Dieci anni fa, era il maggio 2003, ci lasciava Marco Costantini.
Va subito detto che se il decennio che segue la scomparsa di un artista è talvolta di oblio, di distrazione o di attesa, nel caso di Costantini la morte non ha prodotto alcuna dimenticanza, ha anzi favorito una valutazione del suo lavoro più approfondita ed equilibrata. Credo si sappia tutto di lui, ma in ogni caso mi piace ricordare che Costantini è stato un prestigioso incisore lavenese che, con grande talento, ha saputo realizzare immagini di autentica “poesia”: paesaggi, simboli, oggetti, immobilizzati sulla lastra in una specie di sogno talvolta amaro e doloroso.
Un artista sui generis. Non aveva proprio nulla dell’immagine iconografica dell’artista, spesso spocchiosi e presuntuosi; possedeva una naturale modestia, pur essendo lui perfettamente conscio della propria perizia.
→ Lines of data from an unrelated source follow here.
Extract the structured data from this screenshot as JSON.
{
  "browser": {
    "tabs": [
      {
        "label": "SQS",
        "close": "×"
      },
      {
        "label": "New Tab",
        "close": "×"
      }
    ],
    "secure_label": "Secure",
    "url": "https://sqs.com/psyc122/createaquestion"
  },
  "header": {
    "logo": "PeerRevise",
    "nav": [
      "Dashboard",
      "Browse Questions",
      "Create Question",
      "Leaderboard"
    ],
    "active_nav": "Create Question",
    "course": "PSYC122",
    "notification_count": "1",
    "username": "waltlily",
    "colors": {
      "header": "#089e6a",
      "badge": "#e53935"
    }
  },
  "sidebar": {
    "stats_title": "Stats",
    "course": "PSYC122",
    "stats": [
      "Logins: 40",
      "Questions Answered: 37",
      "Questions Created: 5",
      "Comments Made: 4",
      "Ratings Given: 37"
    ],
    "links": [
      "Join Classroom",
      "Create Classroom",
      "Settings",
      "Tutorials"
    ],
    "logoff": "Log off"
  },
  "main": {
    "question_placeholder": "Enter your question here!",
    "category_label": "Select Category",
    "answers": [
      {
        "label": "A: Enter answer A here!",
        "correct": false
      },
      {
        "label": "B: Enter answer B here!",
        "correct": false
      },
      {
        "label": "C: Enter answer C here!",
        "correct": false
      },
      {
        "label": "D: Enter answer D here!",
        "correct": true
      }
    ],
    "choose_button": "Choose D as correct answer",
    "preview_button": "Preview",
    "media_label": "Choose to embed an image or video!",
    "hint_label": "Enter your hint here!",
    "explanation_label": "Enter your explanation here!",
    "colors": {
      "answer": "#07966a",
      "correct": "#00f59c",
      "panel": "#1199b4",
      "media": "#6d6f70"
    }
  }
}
Desidero ricordarlo con un “quadretto” che illustra un momento significativo e felice della sua lunga carriera artistica.
Luigi Sangalli, esperto d’arte e anche suo amico, gli organizzò una mostra ad Arcumeggia. Nell’ultimo periodo presenziava mal volentieri alle sue mostre. “Ogni volta che sento parlare di me, mi creda, è un turbamento, un disturbo. Desidero solo essere lasciato tranquillo, e – se Dio mi dà la salute – lavorare in pace, fin che ci riuscirò. Non chiedo altro”.
Quella volta però Costantini presenziò all’inaugurazione. Strano. Trovava sempre qualche scusa per non esserci. Quel giorno, invece, era lì; probabilmente, all’amico Sangalli, non era riuscito a dire di no.
Ebbene, quel giorno ad Arcumeggia, a visitare la mostra era arrivato un mare di gente. Amici di nuova e vecchia data, collezionisti, semplicemente ammiratori, gente comune che non accorreva ad Arcumeggia per investire in arte o per la solo ragione di partecipare ad un evento mondano (come spesso accade), ma semplicemente per esprimergli sincera ammirazione per il suo lavoro onesto e virtuoso. Il Ginetto a fare il discorso, il Sindaco Jelmini a portare i saluti della sua Laveno, e poi Il prof. Musumeci e la prof.ssa Gasparotto a rappresentare nello specifico la cultura del suo paese, di cui era sempre stato indiscusso protagonista; perfino la dott. Gatti, sua estimatrice, critico d’arte del quotidiano La Repubblica, aveva rinunciato ad un evento milanese per essere accanto al vecchio maestro. Tutti attorno, tutti a volergli bene, tutti a salutarlo e ringraziarlo. Quella di Arcumeggia fu per Costantini una giornata memorabile; un autentico attestato di benemerenza da parte della sua gente.
Cos’è la gloria? Per la maggior parte degli artisti è la fama, critici importanti, grandi mostre, televisioni, tanti soldi … Ma la gloria che vagheggiava Costantini è sempre stata un’altra cosa. Non che a lui dispiacessero i consensi della critica, le opportunità artistiche e tanto meno i soldi, ma la gloria era per lui una cosa più intima e riservata, più semplice. Quel giorno ci fu anche chi gli portò un regalo, credo dei cioccolatini. Costantini ringraziò lo infilò sotto braccio, neppure il tempo di rendersene conto.
Poi si attaccò alla figlia Lena perché le gambe cominciavano a fare giacomo giacomo dall’emozione, salutò tutti ripetutamente, tante strette di mano e poi via.
Si allontanò a piedi, attaccandosi al braccio della sua Lena e reggendo goffamente i cioccolatini.
Ecco: la gloria. Questa la “gloria” come nelle aspirazioni di Marco Costantini. (A.P.)